Databinding is a complete trainwreck, the Combo-box class is horribly overcomplicated by its double-duty as text-entry and drop-down-list, the DataGridView is a complete beast of leaky abstractions, and the layout engine completely falls apart if somebody alters the DPI unless you obsessively test DPI alterations yourself.

I don't blame Microsoft for any of this - it was 2000 and they were making a wrapper around some terrifying legacy code.

But this thing should have been tossed in the dustbin of history a long time ago.

3 comments

I believe that no technology is simple on it's own, it all depends to the abstractions that you are used to. Counterintuitive is dependent on how things are expected to work.

Data binding is not solid, but it is a quick hack to display data, the solution is using a business model and mvp or mvc.

What do you find complicated about the combo class?

Data grid view... It is a train wreck, but then again, there is not much need to use it if you have a proper model behind.

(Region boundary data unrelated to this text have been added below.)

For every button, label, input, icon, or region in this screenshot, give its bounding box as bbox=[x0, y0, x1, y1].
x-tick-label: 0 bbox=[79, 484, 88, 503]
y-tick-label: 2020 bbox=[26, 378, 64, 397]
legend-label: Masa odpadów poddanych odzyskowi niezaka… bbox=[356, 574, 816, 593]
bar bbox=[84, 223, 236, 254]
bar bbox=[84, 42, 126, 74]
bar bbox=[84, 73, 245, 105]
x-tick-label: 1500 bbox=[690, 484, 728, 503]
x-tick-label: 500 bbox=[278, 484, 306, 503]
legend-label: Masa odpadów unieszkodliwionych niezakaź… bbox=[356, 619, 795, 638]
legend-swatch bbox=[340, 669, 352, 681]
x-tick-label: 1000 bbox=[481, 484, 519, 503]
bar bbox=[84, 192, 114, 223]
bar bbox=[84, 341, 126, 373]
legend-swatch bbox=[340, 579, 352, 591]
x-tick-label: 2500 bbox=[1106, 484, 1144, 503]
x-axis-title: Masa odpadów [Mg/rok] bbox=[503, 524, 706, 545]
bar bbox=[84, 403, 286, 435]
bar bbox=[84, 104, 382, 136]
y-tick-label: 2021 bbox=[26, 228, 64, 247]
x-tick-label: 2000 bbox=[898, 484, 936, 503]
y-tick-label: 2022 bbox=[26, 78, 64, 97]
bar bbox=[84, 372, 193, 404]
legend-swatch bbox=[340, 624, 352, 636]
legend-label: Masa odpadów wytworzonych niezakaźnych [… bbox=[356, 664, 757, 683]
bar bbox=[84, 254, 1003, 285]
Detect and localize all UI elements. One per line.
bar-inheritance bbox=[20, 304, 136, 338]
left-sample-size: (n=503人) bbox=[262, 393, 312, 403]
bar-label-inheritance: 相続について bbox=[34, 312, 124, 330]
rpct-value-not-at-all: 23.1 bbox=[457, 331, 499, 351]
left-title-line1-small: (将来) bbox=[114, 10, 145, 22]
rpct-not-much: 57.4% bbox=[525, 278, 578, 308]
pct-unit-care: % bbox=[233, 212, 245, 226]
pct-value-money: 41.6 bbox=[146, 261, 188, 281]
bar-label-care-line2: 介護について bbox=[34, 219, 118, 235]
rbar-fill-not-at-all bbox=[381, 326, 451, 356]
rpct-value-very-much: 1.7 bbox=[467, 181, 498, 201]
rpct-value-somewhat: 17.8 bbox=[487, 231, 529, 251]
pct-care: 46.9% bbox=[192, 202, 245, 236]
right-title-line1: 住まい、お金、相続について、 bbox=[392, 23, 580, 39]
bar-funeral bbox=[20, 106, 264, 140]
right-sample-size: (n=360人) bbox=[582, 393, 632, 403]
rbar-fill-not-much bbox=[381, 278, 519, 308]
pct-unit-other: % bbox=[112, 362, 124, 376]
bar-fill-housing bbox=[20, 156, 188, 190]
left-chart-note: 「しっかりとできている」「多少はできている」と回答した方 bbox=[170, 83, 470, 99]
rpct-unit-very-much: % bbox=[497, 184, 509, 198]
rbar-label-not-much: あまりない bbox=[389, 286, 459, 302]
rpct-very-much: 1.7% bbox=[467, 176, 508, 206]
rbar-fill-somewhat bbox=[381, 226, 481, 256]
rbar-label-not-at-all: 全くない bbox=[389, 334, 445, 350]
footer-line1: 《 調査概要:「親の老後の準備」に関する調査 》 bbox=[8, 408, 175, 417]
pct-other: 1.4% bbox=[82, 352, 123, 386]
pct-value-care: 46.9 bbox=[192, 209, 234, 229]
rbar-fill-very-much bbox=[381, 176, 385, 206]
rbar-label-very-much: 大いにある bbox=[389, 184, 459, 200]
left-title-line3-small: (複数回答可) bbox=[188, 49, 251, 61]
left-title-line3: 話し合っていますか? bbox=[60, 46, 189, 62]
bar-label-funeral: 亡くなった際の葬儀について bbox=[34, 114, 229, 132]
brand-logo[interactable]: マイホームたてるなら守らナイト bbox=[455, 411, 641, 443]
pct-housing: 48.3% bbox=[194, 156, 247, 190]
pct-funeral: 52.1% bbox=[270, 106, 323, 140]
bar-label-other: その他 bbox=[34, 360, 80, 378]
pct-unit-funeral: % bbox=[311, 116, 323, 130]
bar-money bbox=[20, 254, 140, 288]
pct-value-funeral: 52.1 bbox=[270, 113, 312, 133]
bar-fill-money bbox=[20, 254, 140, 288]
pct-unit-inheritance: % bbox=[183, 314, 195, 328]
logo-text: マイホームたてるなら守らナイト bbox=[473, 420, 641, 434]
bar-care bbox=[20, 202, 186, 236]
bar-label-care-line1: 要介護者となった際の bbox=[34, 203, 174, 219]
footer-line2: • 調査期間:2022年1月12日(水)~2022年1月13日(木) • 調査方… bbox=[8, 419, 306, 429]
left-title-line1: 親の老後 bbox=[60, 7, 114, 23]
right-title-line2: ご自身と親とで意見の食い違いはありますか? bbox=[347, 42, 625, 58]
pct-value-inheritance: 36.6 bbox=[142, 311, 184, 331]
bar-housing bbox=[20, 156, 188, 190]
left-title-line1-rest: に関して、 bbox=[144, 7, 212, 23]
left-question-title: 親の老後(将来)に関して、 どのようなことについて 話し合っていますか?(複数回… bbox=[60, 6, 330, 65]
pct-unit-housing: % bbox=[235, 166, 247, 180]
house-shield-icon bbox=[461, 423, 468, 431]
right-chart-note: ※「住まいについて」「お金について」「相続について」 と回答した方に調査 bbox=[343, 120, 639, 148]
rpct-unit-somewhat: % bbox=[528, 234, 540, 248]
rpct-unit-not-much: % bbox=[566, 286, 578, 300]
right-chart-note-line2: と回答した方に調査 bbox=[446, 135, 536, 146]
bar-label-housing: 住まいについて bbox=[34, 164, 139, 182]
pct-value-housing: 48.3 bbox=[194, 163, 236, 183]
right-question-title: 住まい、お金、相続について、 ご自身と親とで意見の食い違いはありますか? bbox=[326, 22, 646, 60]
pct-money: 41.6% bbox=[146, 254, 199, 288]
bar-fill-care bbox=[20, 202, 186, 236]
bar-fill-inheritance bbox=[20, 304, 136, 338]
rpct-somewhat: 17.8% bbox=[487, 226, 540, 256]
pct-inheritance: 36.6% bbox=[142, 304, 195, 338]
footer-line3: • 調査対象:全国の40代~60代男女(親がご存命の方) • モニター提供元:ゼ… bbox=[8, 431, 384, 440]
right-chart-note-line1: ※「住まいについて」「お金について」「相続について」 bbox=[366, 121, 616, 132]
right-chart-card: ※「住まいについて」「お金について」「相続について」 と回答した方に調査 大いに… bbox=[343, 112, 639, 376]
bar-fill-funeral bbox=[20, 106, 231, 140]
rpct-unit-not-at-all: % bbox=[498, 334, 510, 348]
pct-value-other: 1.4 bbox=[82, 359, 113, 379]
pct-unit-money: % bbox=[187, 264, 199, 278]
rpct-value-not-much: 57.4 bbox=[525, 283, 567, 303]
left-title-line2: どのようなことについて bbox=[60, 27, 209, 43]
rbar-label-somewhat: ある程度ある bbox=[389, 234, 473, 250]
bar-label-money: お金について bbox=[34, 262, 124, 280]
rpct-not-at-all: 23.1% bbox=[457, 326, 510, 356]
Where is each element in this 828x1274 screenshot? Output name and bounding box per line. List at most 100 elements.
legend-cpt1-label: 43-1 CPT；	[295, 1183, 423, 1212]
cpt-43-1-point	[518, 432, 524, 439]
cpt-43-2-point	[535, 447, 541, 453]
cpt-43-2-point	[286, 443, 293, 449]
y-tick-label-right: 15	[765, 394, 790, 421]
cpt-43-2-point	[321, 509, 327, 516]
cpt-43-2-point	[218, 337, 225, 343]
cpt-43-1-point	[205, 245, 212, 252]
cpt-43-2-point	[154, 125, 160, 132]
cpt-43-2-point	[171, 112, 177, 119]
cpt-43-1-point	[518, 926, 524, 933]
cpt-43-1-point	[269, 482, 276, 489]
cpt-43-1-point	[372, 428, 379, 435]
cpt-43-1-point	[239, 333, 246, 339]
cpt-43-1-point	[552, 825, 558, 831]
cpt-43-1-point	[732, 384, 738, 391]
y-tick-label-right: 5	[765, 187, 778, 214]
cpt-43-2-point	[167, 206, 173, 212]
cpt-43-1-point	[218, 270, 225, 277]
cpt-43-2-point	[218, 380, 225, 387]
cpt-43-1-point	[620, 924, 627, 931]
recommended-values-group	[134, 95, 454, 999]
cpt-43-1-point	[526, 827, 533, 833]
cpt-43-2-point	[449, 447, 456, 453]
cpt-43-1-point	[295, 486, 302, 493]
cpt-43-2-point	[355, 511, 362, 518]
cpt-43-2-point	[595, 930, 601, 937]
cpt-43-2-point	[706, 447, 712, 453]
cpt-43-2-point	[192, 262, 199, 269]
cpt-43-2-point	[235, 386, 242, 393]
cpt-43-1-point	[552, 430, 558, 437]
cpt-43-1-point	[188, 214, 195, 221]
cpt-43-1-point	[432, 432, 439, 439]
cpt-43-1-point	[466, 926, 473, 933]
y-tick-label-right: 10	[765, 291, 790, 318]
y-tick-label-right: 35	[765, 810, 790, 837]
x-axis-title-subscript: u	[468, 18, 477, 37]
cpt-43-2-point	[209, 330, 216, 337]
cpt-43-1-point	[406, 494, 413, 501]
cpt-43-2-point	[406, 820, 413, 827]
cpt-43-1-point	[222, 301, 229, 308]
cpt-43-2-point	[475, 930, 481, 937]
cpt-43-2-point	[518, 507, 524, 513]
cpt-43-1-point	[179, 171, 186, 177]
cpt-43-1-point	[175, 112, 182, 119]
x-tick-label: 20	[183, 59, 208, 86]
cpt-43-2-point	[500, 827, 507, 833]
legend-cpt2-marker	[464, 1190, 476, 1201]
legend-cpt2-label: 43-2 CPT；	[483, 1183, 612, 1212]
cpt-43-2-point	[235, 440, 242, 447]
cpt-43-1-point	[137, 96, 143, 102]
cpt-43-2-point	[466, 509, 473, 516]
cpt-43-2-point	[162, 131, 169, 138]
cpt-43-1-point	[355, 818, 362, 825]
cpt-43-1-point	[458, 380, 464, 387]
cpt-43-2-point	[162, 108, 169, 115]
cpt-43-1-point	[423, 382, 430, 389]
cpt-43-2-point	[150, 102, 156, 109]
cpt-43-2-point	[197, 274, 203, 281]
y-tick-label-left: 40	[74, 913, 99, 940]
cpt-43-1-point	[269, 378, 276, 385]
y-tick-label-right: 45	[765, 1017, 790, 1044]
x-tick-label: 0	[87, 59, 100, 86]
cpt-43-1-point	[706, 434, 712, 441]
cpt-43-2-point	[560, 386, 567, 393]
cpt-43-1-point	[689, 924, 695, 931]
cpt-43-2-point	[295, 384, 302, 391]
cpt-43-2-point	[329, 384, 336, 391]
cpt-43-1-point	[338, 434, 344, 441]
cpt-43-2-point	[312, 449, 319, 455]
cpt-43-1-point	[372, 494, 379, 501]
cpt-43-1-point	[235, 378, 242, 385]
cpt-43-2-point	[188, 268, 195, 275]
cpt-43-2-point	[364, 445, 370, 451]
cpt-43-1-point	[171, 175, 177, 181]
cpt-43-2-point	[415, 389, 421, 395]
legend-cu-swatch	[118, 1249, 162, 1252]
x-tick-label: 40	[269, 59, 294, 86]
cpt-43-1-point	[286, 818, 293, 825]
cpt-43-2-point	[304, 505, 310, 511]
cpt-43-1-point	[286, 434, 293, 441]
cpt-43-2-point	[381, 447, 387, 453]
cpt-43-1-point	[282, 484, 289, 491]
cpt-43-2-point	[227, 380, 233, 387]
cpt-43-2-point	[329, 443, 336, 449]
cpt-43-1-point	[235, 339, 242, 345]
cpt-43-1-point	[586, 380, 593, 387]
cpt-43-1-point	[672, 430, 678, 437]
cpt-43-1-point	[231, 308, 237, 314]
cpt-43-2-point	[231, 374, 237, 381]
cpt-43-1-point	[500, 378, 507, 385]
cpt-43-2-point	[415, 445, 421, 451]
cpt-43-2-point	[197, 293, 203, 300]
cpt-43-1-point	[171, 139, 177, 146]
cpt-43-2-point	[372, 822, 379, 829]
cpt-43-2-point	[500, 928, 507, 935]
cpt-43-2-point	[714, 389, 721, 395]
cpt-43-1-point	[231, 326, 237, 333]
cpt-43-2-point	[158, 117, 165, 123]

The layout engine does sucks... The only alternative I found is to use the dev express layout control. The rumor is that 4.6 solves this.

Win forms is solid and it has very little chance of disappearing. Areas of the screen can be controlled independly, which means ui encapsulation is there... Something not easily done in html.

What a hyperbole of a comment. It really isn't that bad.
Sure. But - serious question - what offering from Microsoft would you replace it with?
I keep using it because I'm used to all its warts and idiosyncracies. So I don't know what properly-supported alternative one should use. I just get annoyed how many brand-new fresh-out-of-college developers I meet that use it. They need something better.
Having used both WPF and Silverlight until 2010 (at which point I abandoned the Microsoft stack altogether) I agree, but I don't think the answer is either of those technologies.

Have you tried building GUI apps in Racket? That's the sort of thing I was wishing for when using either Java or .NET to build Windows GUIs.

I've done some academic intro-to-FP stuff in Racket, but haven't really got my feet wet with a non-toy application in it. So the GUI framework is good?
Yup. I haven't built anything of significance in it (yet) but it's proved really easy to learn, and (again, in my limited experience) rock-solid stable and fast enough:

A trivial example:

  #lang racket
  (require net/url
           racket/gui/base
           racket/sandbox)

  (define (menu-file-exit-click item control)
    (exit 0))

  (define frame
    (new frame% [label "Demo"] [height 480] [width 640]))

  (define menu
    (new menu-bar% [parent frame]))

  (define menu-file
    (new menu% [parent menu] [label "&File"]))

  (define menu-file-exit
    (new menu-item% [parent menu-file] [label "E&xit"] [callback menu-file-exit-click]))

  (send frame show #t)
... is all you need to create a basic GUI app with a File -> Exit menu option. And that really is all there is - no resource compilation, no code-behind, no separate languages for expressing the UI and the actions connected to it.